Miller, whose Chinese name is Le Mi on the roster, qualified for the foreign squad under International Ice Hockey Federation's residency requirements. She joined the Chinese-owned KRS Vanke Rays in 2018. That team is now based in Russia.
Nevertheless, the game was an exciting one for the two rival Asian teams. In fact, it was the first Olympic matchup between China and Japan in 24 years, as women's hockey was first introduced to the Olympics at Nagano 1998, with the epic confrontation ending in a pulse-pounding shootout. This was also the first shootout to take place in women's ice hockey at Beijing 2022, featuring a tremendous display of goaltending skill from both Japan's Nana Fujimoto, who plays with the New York Riveters of the Premier Hockey Federation (PHF), and China's Kimberly Newell, known as Jiang Zhou in Chinese, who minds the crease for the University Princeton Tigers in Division I of the National Collegiate Athletic Association (NCAA). Through the first 16 minutes of play, a scoreless tie added to the intensity of the match, with both teams looking for a berth in the quarterfinals. Special teams factored in the game's first goal, with Rebekah Kolstad, or Beika Li, serving a penalty for an illegal hit and Ahana Kosoyamada capitalizing on Japan's powerplay to open the scoring, her first goal in Beijing, to make it 1-0 over China. Before the first period expired, Japan was back on the powerplay. Miller (Le Mi) went to the penalty box for an illegal hit and with less than two minutes to play, Newell (Jiang Zhou) stymied the Japanese offence, denying them the opportunity to add to their one-goal lead. Facing 13 shots from Japan in the second period, Newell's brilliance between the pipes was on full display. Certainly, her efforts were crucial on the penalty kill.

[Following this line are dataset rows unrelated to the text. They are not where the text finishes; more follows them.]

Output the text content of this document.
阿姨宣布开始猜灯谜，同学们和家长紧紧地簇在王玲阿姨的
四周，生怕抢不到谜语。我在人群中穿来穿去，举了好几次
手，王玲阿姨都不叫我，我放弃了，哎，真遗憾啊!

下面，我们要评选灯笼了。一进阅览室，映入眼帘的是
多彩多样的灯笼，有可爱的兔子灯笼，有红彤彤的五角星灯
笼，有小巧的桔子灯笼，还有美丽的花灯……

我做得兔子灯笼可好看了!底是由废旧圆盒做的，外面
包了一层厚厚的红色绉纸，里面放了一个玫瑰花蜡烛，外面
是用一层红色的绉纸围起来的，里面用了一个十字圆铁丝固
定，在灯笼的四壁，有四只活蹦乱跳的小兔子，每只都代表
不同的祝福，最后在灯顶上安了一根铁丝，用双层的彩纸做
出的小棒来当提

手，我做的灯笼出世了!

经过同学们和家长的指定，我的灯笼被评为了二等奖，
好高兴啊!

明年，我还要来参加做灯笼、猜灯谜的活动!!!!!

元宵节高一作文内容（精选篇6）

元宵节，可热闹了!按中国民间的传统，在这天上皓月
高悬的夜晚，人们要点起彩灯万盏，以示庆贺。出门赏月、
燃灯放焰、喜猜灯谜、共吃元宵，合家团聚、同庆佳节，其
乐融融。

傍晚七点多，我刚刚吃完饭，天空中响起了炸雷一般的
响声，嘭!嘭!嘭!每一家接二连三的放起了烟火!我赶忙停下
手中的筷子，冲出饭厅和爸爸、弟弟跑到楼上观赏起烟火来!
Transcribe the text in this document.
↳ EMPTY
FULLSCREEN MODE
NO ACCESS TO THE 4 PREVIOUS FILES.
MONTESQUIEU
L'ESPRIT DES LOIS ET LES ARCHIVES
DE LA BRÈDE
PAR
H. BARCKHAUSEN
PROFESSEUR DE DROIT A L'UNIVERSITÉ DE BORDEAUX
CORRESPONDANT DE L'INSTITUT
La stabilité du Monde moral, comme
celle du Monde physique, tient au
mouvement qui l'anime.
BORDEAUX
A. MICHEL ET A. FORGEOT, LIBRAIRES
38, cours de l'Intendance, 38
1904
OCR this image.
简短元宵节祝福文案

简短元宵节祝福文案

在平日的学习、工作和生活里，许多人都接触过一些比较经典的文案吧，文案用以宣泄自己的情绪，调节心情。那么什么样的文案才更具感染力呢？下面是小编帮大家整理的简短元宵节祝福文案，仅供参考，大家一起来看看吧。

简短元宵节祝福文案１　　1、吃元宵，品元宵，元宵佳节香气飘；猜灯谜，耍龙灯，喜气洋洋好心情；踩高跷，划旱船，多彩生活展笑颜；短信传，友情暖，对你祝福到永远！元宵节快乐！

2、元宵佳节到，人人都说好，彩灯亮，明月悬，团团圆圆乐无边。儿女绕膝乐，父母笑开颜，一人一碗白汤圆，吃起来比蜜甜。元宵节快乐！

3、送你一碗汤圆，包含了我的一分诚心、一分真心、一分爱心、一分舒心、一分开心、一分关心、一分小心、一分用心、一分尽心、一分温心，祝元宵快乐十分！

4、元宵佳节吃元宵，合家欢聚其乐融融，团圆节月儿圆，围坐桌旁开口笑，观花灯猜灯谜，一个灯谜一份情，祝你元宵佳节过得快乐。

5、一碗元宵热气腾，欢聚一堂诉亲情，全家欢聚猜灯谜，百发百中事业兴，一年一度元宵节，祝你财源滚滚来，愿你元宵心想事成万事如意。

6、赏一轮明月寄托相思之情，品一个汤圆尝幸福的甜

Rachel Llanes, or Ne Lin, who scored China's game-winning goal versus Denmark earlier in Group B action, found herself in the penalty box at 7:03 into the second period for an illegal hit, the team's third such call of the game. It became clear to the Chinese that they could not afford to give up more powerplay opportunities to the Japanese. Entering the third period, China seemed to build momentum, ready to tie the game. Maddie Woo, or Baozhen Hu on the home country's roster and one of 13 North Americans on Team China, supplied the heroics, scoring on Fujimoto at the 1:06 mark. The remainder of the period resulted in a scoreless drought, neither team able to grab three points from a win in regulation time. The scoreless trend continued in overtime. Although both teams combined for nine shots on net, the quality of the goaltending remained a key theme, meaning that a shootout would determine the victor in this intense rivalry.
Marking an exciting first in Beijing, with many of the early preliminary games of the tournament ending in lopsided scores, the first three rounds of the shootout resulted in save after save on both sides, again continuing the scoreless trend. With tension growing in each successive round, the fourth finally saw the game's heroines emerge for host team China, both offensively and in the net. Miller, or Le Mi, put it past Fujimoto, providing China with its first lead of the game. Newell, or Jiang Zhou, then stopped Haruka Toko, in the fourth round, following that up by blanking that shooter's sister. Ayaka Toko, in the fifth, stealing the win for the host country and marking a defining moment for the gregarious goaltender. Earning two points for the shootout win, China remained in third place in Group B, with five points overall. In spite of the loss, The Japanese gained one point, allowing them to remain in first place with seven points, clinching them a place in the quarterfinals, an exciting first for that country. Sandwiched in second place was the Czech Republic with six points, with the top three teams qualifying.